The POLC suggestion for each employment level is listed as follows, with the current salaries of the positions shown first:
Entry/starting, $35,373, increase to $40,060; one year, $37,142, increase to $46,036; two years, $38,910, increase to $49,024; top patrol, $44,217/five-year, increase to $55,000/four-year; and sergeant, $47,312, increase to $60,000.
As for the alternative plan, the recommended increases for entry/starting would be $40,000; one year, $42,333; two years, $44,666; top patrol, $47,000/three-year; and sergeant, $50,290.
“I am recommending this increase even with one year left on the CBA because we cannot risk losing another officer in the next few years and we need to recruit,” Ferguson stated at the time. “Each time we lose someone that we have spent a year or two training we take a step back. I believe we have taken enough steps backwards that our back is against the wall and we need to do something.”
If the pay scale is not adjusted, he said he predicts losing another TPA officer in the next year.
In separate business during their latest meeting, the board voted unanimously for Horning and Barringer to move forward on negotiating a contract with Alexander Weiss Consulting, LLC, of Evanston, Ill., in an amount not to exceed $20,000.
As stated in the company’s proposal, the project is based on 90 days duration, with a total fixed price for the engagement being $20,000.
The TPA has been seeking a qualified individual or firm to review the authority’s policies, organizational documents and structure, as well as to make recommendations to its chief and the TPA Board.
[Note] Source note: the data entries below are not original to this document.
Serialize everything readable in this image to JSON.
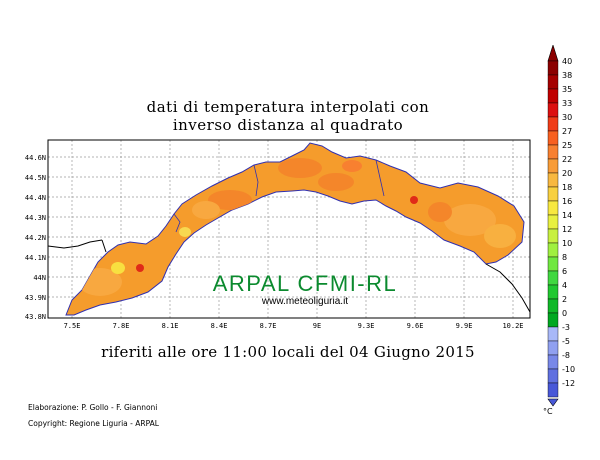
{
  "title": {
    "line1": "dati di temperatura interpolati con",
    "line2": "inverso distanza al quadrato"
  },
  "map": {
    "watermark": "ARPAL CFMI-RL",
    "website": "www.meteoliguria.it",
    "lat_labels": [
      "44.6N",
      "44.5N",
      "44.4N",
      "44.3N",
      "44.2N",
      "44.1N",
      "44N",
      "43.9N",
      "43.8N"
    ],
    "lon_labels": [
      "7.5E",
      "7.8E",
      "8.1E",
      "8.4E",
      "8.7E",
      "9E",
      "9.3E",
      "9.6E",
      "9.9E",
      "10.2E"
    ]
  },
  "caption": "riferiti alle ore 11:00 locali del 04 Giugno 2015",
  "credits": {
    "line1": "Elaborazione: P. Gollo - F. Giannoni",
    "line2": "Copyright: Regione Liguria - ARPAL"
  },
  "legend": {
    "unit": "°C",
    "levels": [
      {
        "label": "40",
        "color": "#8b0000"
      },
      {
        "label": "38",
        "color": "#a50000"
      },
      {
        "label": "35",
        "color": "#c00000"
      },
      {
        "label": "33",
        "color": "#dc1010"
      },
      {
        "label": "30",
        "color": "#f03c18"
      },
      {
        "label": "27",
        "color": "#f86020"
      },
      {
        "label": "25",
        "color": "#f88030"
      },
      {
        "label": "22",
        "color": "#f89c38"
      },
      {
        "label": "20",
        "color": "#f8b840"
      },
      {
        "label": "18",
        "color": "#f8d040"
      },
      {
        "label": "16",
        "color": "#f8e840"
      },
      {
        "label": "14",
        "color": "#e8f040"
      },
      {
        "label": "12",
        "color": "#c8f040"
      },
      {
        "label": "10",
        "color": "#a0f040"
      },
      {
        "label": "8",
        "color": "#70e840"
      },
      {
        "label": "6",
        "color": "#40d840"
      },
      {
        "label": "4",
        "color": "#20c830"
      },
      {
        "label": "2",
        "color": "#10b828"
      },
      {
        "label": "0",
        "color": "#00a820"
      },
      {
        "label": "-3",
        "color": "#a8b8f8"
      },
      {
        "label": "-5",
        "color": "#90a0f0"
      },
      {
        "label": "-8",
        "color": "#7888e8"
      },
      {
        "label": "-10",
        "color": "#6070e0"
      },
      {
        "label": "-12",
        "color": "#4858d8"
      }
    ]
  }
}
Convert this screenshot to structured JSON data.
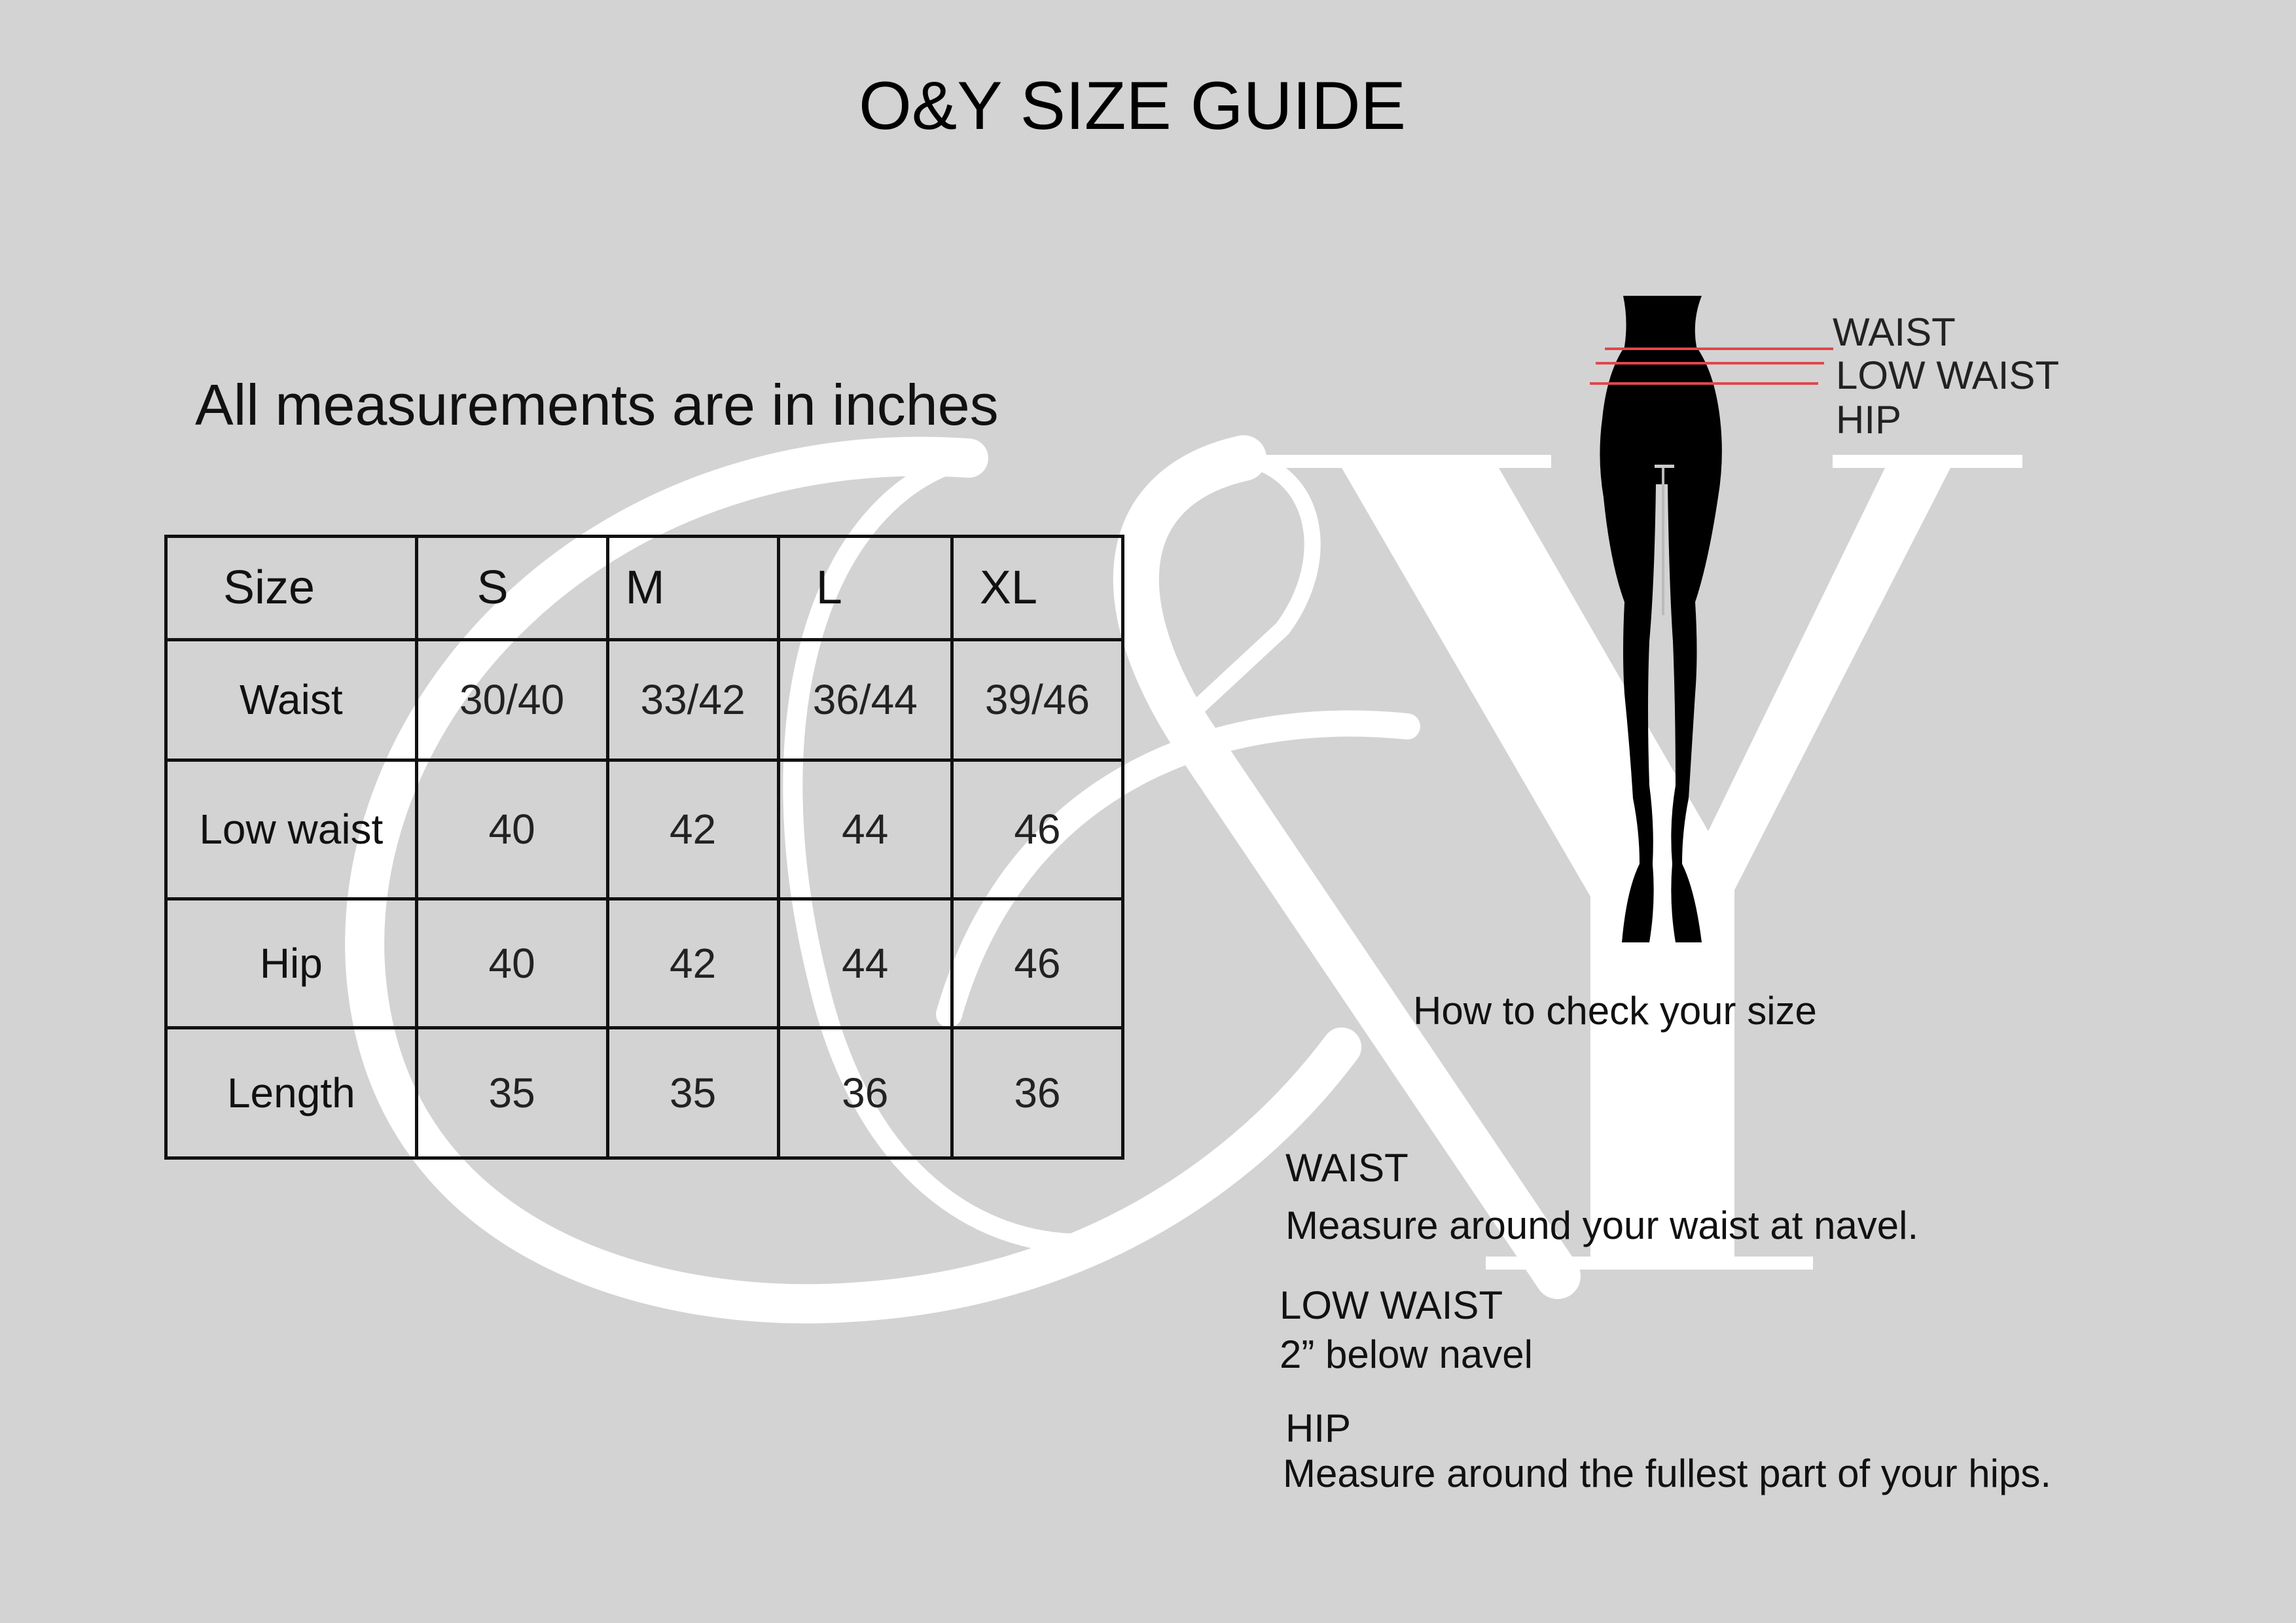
{
  "title": "O&Y SIZE GUIDE",
  "subtitle": "All measurements are in inches",
  "watermark": {
    "ampersand": "&",
    "y": "Y",
    "color": "#ffffff"
  },
  "table": {
    "header": [
      "Size",
      "S",
      "M",
      "L",
      "XL"
    ],
    "rows": [
      {
        "label": "Waist",
        "values": [
          "30/40",
          "33/42",
          "36/44",
          "39/46"
        ]
      },
      {
        "label": "Low waist",
        "values": [
          "40",
          "42",
          "44",
          "46"
        ]
      },
      {
        "label": "Hip",
        "values": [
          "40",
          "42",
          "44",
          "46"
        ]
      },
      {
        "label": "Length",
        "values": [
          "35",
          "35",
          "36",
          "36"
        ]
      }
    ]
  },
  "figure": {
    "labels": [
      "WAIST",
      "LOW WAIST",
      "HIP"
    ],
    "line_color": "#e0474c",
    "caption": "How to check your size"
  },
  "instructions": [
    {
      "heading": "WAIST",
      "text": "Measure around your waist at navel."
    },
    {
      "heading": "LOW WAIST",
      "text": "2” below navel"
    },
    {
      "heading": "HIP",
      "text": "Measure around the fullest part of your hips."
    }
  ]
}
This is also intended to be a high level review of the TPA’s Concept of Operations and Articles of Incorporation.
Additionally, the project will include reviewing, updating and/or writing policies as needed.
Proposals were received from AGR Police Practice Group, LLC, Rockford, Ill.; Municipal Analytics, Ann Arbor; HV Global Consulting, Durham, N.C.; Municipal Management Consulting, LLC, Oscoda; and Alexander Weiss.
As reported, it was during a special TPA Board meeting on April 12 when members agreed to conduct further research into the companies before making a final decision.
Since then, Horning and Barringer held interviews with the top two entities the board settled on – Alexander Weiss Consulting and AGR Police Practice Group.
They reported to the TPA Board on Monday that Chet Epperson of AGR Police Practice Group – which provided a quote of $18,750 for the consulting effort – has worked with those from Alexander Weiss in the past, and he may be brought on for the TPA project, as well. Horning said the two parties have shown a willingness to work together, and that they each have something different to bring to the table.
As pointed out by Ferguson, since Weiss said he may be working with Epperson on the consulting, Ferguson believes this would already be factored into the cost on a sub contractor basis.
Horning said that Epperson, a retired police chief, responded with what was asked for in the request for proposals (RFP) document for the work.
She said that during talks with Alexander Weiss, though, she felt that much of the focus was on staffing needs and not so much on what was outlined in the RFPs. “It would be nice to have that information, but it wasn’t what we were initially asking for.”
However, she said she believes the TPA will receive a pretty good product with Epperson, Weiss and Weiss’ staff teaming up on the project.
Barringer agreed, saying that both of the respondents are very qualified.
He added that Alexander Weiss brings another element to this that the TPA Board didn’t consider fully in the RFP, in regard to compiling various data on the 9-1-1 calls in the cities.
Barringer also remarked that Epperson’s understanding of the relationship between government and police organizations will be of benefit during the project.
In other matters, Ferguson shared in his administrative report to the board that interviews have been conducted with three candidates who applied for the vacant officer’s position.
He advised that background investigations are currently underway for the hopefuls, with the next step being to enter into a conditional offer of employment agreement with one of the applicants.